Friday, September 16, 2016

Knee Pain

Another decent practice. What's this, three in a row? I'm on a roll! *snort*

Positional blocking drill. I'm terrible at holding a skater one on one. This is an assessment skill. I doubt I'll improve for redos. Not trying to stress about that. But getting around a skater, I don't do too shabby. I want to be an effective blocker; I don't want to be a jammer. But paired up with big sister last night, she kept praising my skills for getting around her, saying I should be a jammer. I'm comfortable bumping my chest onto her shoulder, using her for leverage to spin around, and then hopefully having enough juice to sprint away. We switched partners, and I got a skater who likes to block facing me. Yikes. But I still managed a couple times to get around her, either by drawing a directional blocking penalty (you're not allowed to block another skater in opposite derby direction/clockwise) or just pushing off her and getting away. Switch partners again and got a newer skater. I wasn't trying as hard, just to make her feel she was doing well, give her a bit more practice with it, then getting around in the same way every time, on the inside, using shoulder to shoulder to push me off, turn around, and go. She asked me, "that thing you're doing to me every time, how to I block against that." I told her I didn't know...cuz I don't.

I guess what even I need to come to terms with..you're not going to always hold the jammer. She's going to get through sometimes. It doesn't mean you played badly.

I took a tough fall sometime during the night.

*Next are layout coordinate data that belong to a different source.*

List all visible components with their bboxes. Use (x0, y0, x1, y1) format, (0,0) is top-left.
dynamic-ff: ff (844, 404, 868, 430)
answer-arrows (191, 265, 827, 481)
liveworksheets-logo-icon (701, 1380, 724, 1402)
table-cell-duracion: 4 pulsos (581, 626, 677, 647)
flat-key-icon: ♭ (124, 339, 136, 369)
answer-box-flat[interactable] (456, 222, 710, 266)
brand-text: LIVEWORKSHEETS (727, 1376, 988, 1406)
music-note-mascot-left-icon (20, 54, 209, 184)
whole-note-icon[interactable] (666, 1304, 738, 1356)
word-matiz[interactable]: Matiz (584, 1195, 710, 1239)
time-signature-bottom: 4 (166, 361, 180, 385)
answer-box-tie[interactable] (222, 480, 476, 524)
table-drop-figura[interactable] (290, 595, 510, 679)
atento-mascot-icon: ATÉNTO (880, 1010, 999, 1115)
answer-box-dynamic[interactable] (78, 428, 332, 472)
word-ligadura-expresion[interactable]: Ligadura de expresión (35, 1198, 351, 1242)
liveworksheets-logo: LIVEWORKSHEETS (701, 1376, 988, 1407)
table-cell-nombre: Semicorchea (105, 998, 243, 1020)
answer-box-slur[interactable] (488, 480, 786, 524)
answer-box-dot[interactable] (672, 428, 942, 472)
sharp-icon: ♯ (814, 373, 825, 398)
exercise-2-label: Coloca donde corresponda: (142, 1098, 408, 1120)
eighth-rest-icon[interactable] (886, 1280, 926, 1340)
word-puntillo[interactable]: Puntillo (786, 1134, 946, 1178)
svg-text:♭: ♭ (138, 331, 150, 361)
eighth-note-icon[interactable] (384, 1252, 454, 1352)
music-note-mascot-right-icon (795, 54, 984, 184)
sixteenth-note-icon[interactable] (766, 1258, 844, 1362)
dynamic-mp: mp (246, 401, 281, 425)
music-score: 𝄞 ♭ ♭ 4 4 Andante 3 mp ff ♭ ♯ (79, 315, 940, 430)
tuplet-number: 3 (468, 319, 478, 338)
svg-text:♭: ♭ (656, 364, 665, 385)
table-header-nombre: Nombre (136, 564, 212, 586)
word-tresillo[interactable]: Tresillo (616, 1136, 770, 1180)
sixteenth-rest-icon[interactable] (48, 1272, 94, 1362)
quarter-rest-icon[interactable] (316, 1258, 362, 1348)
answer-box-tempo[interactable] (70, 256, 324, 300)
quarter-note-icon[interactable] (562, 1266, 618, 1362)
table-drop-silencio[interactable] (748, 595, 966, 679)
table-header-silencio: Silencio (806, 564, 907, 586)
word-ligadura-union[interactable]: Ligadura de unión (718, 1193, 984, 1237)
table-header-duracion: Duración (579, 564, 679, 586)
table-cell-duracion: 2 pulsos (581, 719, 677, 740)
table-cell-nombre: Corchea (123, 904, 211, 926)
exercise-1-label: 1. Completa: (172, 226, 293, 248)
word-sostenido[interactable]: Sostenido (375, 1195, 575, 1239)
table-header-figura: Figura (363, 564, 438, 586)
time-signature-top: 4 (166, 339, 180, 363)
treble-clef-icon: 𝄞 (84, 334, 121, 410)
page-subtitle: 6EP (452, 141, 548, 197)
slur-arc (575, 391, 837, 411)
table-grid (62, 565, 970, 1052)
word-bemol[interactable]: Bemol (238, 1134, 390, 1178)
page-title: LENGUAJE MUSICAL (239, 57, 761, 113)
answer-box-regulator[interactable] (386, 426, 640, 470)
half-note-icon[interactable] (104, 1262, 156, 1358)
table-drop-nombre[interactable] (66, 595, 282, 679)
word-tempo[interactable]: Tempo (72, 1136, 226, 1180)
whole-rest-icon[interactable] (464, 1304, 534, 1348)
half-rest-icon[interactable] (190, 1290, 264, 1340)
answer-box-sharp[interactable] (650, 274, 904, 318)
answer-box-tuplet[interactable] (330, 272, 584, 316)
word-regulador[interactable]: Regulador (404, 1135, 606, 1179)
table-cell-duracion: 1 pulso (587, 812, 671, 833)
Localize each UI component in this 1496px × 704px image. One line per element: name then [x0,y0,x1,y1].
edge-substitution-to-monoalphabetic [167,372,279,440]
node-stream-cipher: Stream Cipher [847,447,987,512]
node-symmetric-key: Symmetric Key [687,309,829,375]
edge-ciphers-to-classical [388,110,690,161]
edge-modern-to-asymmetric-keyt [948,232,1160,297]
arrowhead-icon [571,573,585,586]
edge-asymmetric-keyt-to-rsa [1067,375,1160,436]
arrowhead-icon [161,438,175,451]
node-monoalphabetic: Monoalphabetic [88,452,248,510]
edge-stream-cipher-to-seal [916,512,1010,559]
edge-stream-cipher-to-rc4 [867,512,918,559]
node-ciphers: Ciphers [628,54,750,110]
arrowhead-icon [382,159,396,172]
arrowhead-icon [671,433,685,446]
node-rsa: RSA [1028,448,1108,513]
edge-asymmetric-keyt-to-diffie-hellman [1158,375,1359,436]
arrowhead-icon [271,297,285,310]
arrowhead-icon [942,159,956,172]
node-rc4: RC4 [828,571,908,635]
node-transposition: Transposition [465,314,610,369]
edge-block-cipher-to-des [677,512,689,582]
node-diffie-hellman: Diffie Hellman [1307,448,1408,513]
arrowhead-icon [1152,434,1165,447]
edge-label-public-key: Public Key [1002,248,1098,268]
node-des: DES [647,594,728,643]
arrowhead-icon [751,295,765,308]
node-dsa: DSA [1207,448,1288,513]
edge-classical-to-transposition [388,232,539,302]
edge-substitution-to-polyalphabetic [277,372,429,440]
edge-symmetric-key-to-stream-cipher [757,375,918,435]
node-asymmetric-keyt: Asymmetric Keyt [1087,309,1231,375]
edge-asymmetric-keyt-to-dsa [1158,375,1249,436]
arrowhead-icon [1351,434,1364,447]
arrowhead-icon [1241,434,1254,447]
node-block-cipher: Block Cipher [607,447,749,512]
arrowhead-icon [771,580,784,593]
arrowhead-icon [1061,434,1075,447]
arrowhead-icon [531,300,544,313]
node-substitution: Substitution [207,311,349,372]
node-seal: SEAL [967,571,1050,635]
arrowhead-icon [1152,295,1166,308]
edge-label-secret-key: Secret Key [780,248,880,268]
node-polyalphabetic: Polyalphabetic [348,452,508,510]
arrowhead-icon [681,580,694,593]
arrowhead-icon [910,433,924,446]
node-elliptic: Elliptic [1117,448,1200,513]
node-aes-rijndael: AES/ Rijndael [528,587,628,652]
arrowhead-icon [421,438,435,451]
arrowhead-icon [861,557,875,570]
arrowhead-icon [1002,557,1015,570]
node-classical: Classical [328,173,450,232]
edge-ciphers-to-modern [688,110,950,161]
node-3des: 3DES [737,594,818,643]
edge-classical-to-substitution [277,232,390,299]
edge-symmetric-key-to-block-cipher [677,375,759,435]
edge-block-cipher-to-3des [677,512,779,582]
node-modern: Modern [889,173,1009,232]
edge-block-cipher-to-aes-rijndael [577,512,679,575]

On that same knee I bruised a couple weeks ago when my knee pad dislodged. Nothing you'd think would be bad, just a simple down to one knee. But it was hard and painful. I needed to sit it out for a bit, flexing and stretching. The pain subsided enough for me to keep playing, but anytime I fell on my right knee, it would hurt, like more than my threshold. By the time I got home, it was swollen. So I iced it. Today, it's stiff and tender, is the best way I can describe it. I'm hoping it's fine by Sunday. I would hate to sit out a practice, but my instinct is telling me I definitely could not play on it today, so if it's not better by Sunday, I shouldn't play on it. Yikes.

Scrimmaging. I'm still a hot mess. I'm OK with that as long as I work at staying low. I know I don't always, but I'm hoping I'm staying low for longer. That's my goal. Coach asked me if I felt like it was getting easier out there, more instinctual. I should say yes. But I still feel underwater, which end is up?